The Secure Act age does not clearly define age of majority. Most say it is age 18, or in some states, age 21. Some say it could be up to age 26 if the child has not completed a specified course of education. This should be sorted out in upcoming regulations.

Disabled. A disabled person is defined as: “someone unable to engage in any substantial gainful activity by reason of any medical determinable physical or mental impairment which can be expected to result in death or to be of long-continued and indefinite duration.” The disabled person will have to show proof of the disability. If shown to be disabled, the beneficiary can use the Life Expectancy Rule.
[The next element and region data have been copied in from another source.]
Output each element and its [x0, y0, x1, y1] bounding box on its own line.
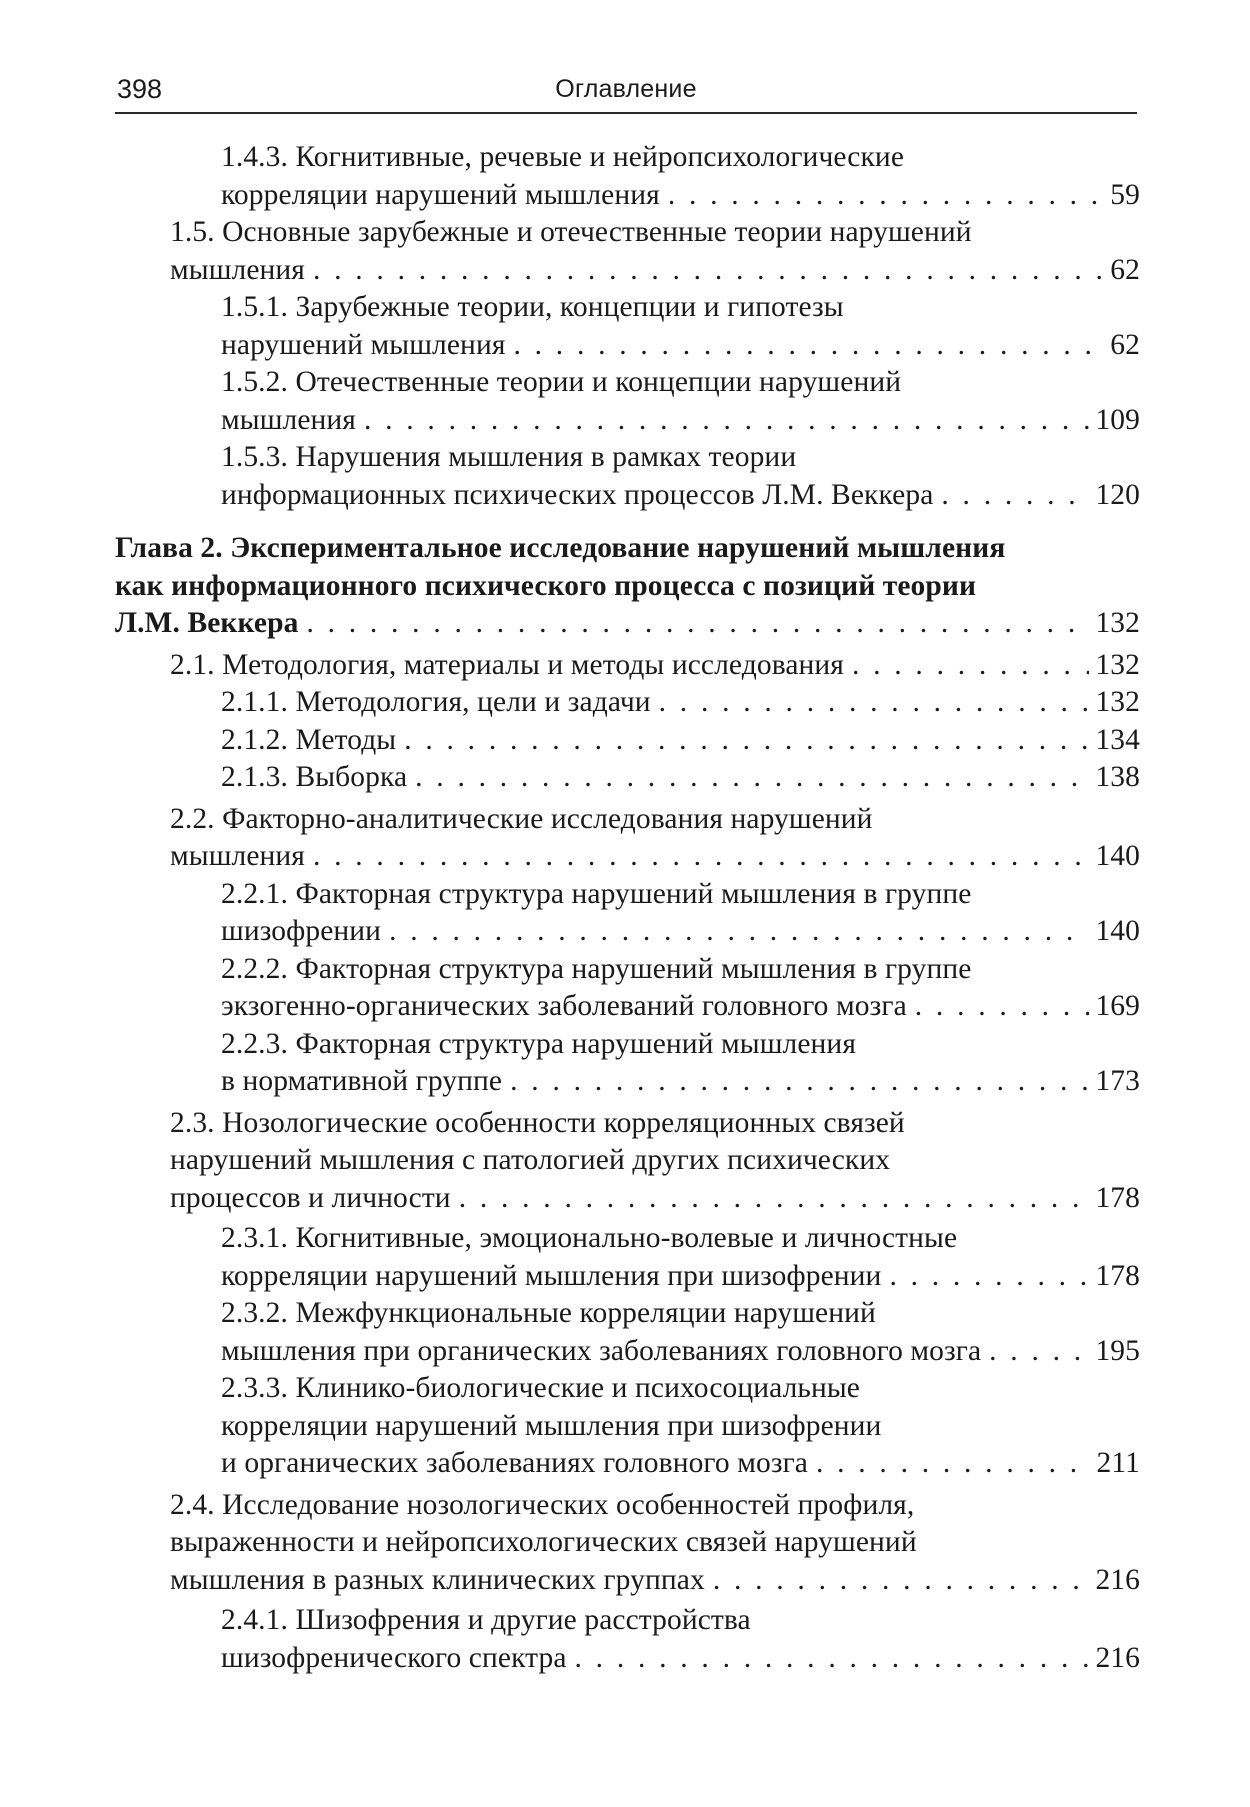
toc-entry-line: шизофренического спектра — [221, 1641, 567, 1674]
toc-entry-2-4-1[interactable] — [115, 1602, 1140, 1677]
toc-entry-line: нарушений мышления с патологией других психических — [170, 1144, 891, 1176]
toc-entry-line: 2.2.2. Факторная структура нарушений мышления в группе — [221, 952, 972, 985]
dot-leader — [510, 1063, 1089, 1101]
toc-entry-line: мышления — [170, 840, 305, 872]
toc-entry-line: 2.4. Исследование нозологических особенностей профиля, — [170, 1488, 915, 1521]
toc-entry-2-2-1[interactable] — [115, 876, 1140, 951]
toc-entry-line: экзогенно-органических заболеваний головного мозга — [221, 990, 907, 1022]
toc-entry-line: 1.5.2. Отечественные теории и концепции нарушений — [221, 366, 902, 398]
dot-leader — [659, 684, 1090, 722]
toc-entry-line: мышления — [221, 403, 356, 436]
toc-page-number: 132 — [1095, 648, 1140, 681]
toc-page-number: 134 — [1095, 723, 1140, 756]
dot-leader — [404, 722, 1089, 760]
table-of-contents — [115, 139, 1140, 1677]
toc-page-number: 195 — [1095, 1334, 1140, 1367]
toc-page-number: 120 — [1095, 478, 1140, 511]
toc-page-number: 132 — [1095, 607, 1140, 639]
toc-entry-line: и органических заболеваниях головного мозга — [221, 1447, 808, 1479]
dot-leader — [313, 252, 1104, 290]
toc-page-number: 140 — [1095, 840, 1140, 872]
dot-leader — [816, 1445, 1091, 1483]
toc-entry-2-3-2[interactable] — [115, 1295, 1140, 1370]
toc-entry-line: 1.5.3. Нарушения мышления в рамках теории — [221, 441, 797, 473]
toc-entry-line: корреляции нарушений мышления — [221, 178, 660, 211]
toc-entry-2-3-1[interactable] — [115, 1220, 1140, 1295]
toc-entry-1-5-1[interactable] — [115, 289, 1140, 364]
toc-page-number: 138 — [1095, 761, 1140, 793]
toc-entry-line: 2.4.1. Шизофрения и другие расстройства — [221, 1604, 751, 1636]
toc-page-number: 216 — [1095, 1641, 1140, 1674]
section-title: Оглавление — [555, 75, 697, 103]
toc-entry-line: 1.5. Основные зарубежные и отечественные теории нарушений — [170, 216, 972, 248]
toc-entry-line: в нормативной группе — [221, 1065, 503, 1097]
toc-page-number: 211 — [1096, 1447, 1140, 1479]
toc-page-number: 62 — [1110, 253, 1140, 286]
toc-entry-line: информационных психических процессов Л.М. Веккера — [221, 478, 934, 511]
toc-entry-line: 2.3.1. Когнитивные, эмоционально-волевые и личностные — [221, 1222, 958, 1254]
running-head — [115, 70, 1137, 114]
toc-entry-2-2-3[interactable] — [115, 1026, 1140, 1101]
toc-entry-line: 2.3.3. Клинико-биологические и психосоциальные — [221, 1372, 860, 1404]
toc-page-number: 216 — [1095, 1563, 1140, 1596]
toc-entry-chapter-2[interactable] — [115, 530, 1140, 643]
dot-leader — [941, 477, 1089, 515]
toc-entry-2-1[interactable] — [115, 647, 1140, 685]
toc-entry-line: 2.2. Факторно-аналитические исследования нарушений — [170, 802, 873, 835]
toc-entry-2-3-3[interactable] — [115, 1370, 1140, 1483]
dot-leader — [713, 1562, 1090, 1600]
toc-entry-line: 2.2.1. Факторная структура нарушений мышления в группе — [221, 877, 972, 910]
toc-page-number: 62 — [1110, 328, 1140, 361]
toc-entry-2-2[interactable] — [115, 801, 1140, 876]
toc-entry-2-1-2[interactable] — [115, 722, 1140, 760]
toc-entry-line: выраженности и нейропсихологических связей нарушений — [170, 1526, 917, 1558]
toc-entry-2-2-2[interactable] — [115, 951, 1140, 1026]
dot-leader — [364, 402, 1089, 440]
toc-entry-line: 2.1.3. Выборка — [221, 761, 408, 793]
toc-entry-line: нарушений мышления — [221, 328, 506, 361]
toc-entry-1-5[interactable] — [115, 214, 1140, 289]
toc-entry-line: 2.1.1. Методология, цели и задачи — [221, 686, 651, 718]
toc-entry-line: мышления в разных клинических группах — [170, 1563, 705, 1596]
toc-entry-line: мышления — [170, 253, 305, 286]
toc-entry-line: 2.2.3. Факторная структура нарушений мышления — [221, 1027, 856, 1060]
toc-entry-line: 2.1.2. Методы — [221, 723, 397, 756]
dot-leader — [514, 327, 1105, 365]
toc-page-number: 140 — [1095, 915, 1140, 947]
toc-entry-line: 2.3.2. Межфункциональные корреляции нарушений — [221, 1297, 876, 1329]
toc-entry-1-5-3[interactable] — [115, 439, 1140, 514]
toc-entry-line: Глава 2. Экспериментальное исследование нарушений мышления — [115, 532, 1006, 564]
toc-page-number: 109 — [1095, 403, 1140, 436]
dot-leader — [459, 1180, 1090, 1218]
dot-leader — [889, 1258, 1089, 1296]
toc-entry-line: 1.5.1. Зарубежные теории, концепции и гипотезы — [221, 291, 844, 323]
dot-leader — [668, 177, 1104, 215]
toc-page-number: 169 — [1095, 990, 1140, 1022]
toc-entry-1-4-3[interactable] — [115, 139, 1140, 214]
dot-leader — [306, 605, 1089, 643]
toc-page-number: 178 — [1095, 1259, 1140, 1292]
page-number: 398 — [117, 74, 163, 104]
dot-leader — [389, 913, 1089, 951]
toc-entry-line: корреляции нарушений мышления при шизофрении — [221, 1409, 882, 1442]
toc-entry-line: Л.М. Веккера — [115, 607, 299, 639]
dot-leader — [989, 1333, 1089, 1371]
toc-entry-line: 2.1. Методология, материалы и методы исследования — [170, 648, 844, 681]
toc-entry-line: мышления при органических заболеваниях головного мозга — [221, 1334, 982, 1367]
toc-page-number: 173 — [1095, 1065, 1140, 1097]
toc-entry-line: шизофрении — [221, 915, 382, 947]
toc-entry-2-3[interactable] — [115, 1105, 1140, 1218]
dot-leader — [415, 759, 1089, 797]
dot-leader — [852, 647, 1089, 685]
toc-entry-line: 1.4.3. Когнитивные, речевые и нейропсихологические — [221, 141, 905, 173]
dot-leader — [575, 1640, 1090, 1678]
toc-entry-line: процессов и личности — [170, 1181, 451, 1214]
dot-leader — [915, 988, 1090, 1026]
toc-page-number: 178 — [1095, 1181, 1140, 1214]
toc-entry-line: как информационного психического процесса с позиций теории — [115, 569, 977, 602]
toc-entry-2-4[interactable] — [115, 1487, 1140, 1600]
toc-page-number: 132 — [1095, 686, 1140, 718]
toc-entry-line: корреляции нарушений мышления при шизофрении — [221, 1259, 882, 1292]
toc-entry-1-5-2[interactable] — [115, 364, 1140, 439]
toc-page-number: 59 — [1110, 178, 1140, 211]
toc-entry-2-1-1[interactable] — [115, 684, 1140, 722]
dot-leader — [313, 838, 1089, 876]
toc-entry-2-1-3[interactable] — [115, 759, 1140, 797]
toc-entry-line: 2.3. Нозологические особенности корреляционных связей — [170, 1106, 905, 1139]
Chronically Ill. A chronically ill person is someone who has been certified by a licensed health care practitioner as:

  • Unable to do at least two activities of daily living for at least 90 days because of loss of functional capacity; or
  • Requiring supervision to protect themselves from health and safety threats.

If chronically ill, the beneficiary can use the Life Expectancy Rule.

Person Not More Than Ten Years Younger Than the Employee. A beneficiary who is no more than ten years younger than the employee can use the Life Expectancy Rule.

The Secure Act carve outs to the Ten Year Rule for Eligible Designated Beneficiaries can be very significant for those who qualify.